John Henrik Clarke – The pioneer who made Africana Studies prominent in Academia
Dr. John Henrik Clarke was a writer, professor and historian. During the 1960’s, he played an instrumental role in the creation of Africana studies in professional institutions in academia. Arriving in Harlem at 18 during the 1930’s, Clarke developed himself as a writer and lecturer and became part of what would later be known as the Harlem Renaissance.
Clarke was a member of several study circles including the Harlem Writers’ Workshop, as well as the Harlem History Club.
Clarke was the founding chairman the Black and Puerto Rican Studies Department at Hunter College, a subsidiary of City University of New York. He spent three years as a visiting professor at Cornell University as is known as a great teacher and a renowned thinker in Pan-African History.
“John Henrick Clarke’s greatest period of influence resides in the 1960’s where he was a prominent intellectual during the Black Power Movement, advocating studies on the African-American experience and the place of Africans in world history. He challenged the views of academic historians and helped shift the way African history was studied and taught.

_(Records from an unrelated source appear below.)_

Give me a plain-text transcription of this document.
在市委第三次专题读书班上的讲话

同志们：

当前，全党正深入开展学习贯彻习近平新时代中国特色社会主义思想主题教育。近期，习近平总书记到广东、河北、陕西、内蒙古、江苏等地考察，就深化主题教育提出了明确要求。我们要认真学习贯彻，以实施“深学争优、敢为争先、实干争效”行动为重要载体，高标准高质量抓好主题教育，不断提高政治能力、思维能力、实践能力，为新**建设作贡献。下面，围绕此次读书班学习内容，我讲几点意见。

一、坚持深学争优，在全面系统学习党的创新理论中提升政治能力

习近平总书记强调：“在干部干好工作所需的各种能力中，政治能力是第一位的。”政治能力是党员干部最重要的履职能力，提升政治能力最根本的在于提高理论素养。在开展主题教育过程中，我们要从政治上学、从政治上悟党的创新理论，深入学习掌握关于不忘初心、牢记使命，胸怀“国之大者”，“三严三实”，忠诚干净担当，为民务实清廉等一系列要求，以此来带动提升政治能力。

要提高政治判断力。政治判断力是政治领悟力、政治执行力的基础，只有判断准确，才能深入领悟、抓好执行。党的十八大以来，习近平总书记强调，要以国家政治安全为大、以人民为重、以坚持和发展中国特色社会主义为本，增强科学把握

Clarke was “a scholar devoted to redressing what he saw as a systematic and racist suppression and distortion of African history by traditional scholars. And accused his detractors of having Eurocentric views. His writing included six scholarly books and many scholarly articles. He also edited anthologies of writing by African Americans, as well as collections of his own short stories. In addition, he published general interest articles,” (BHM).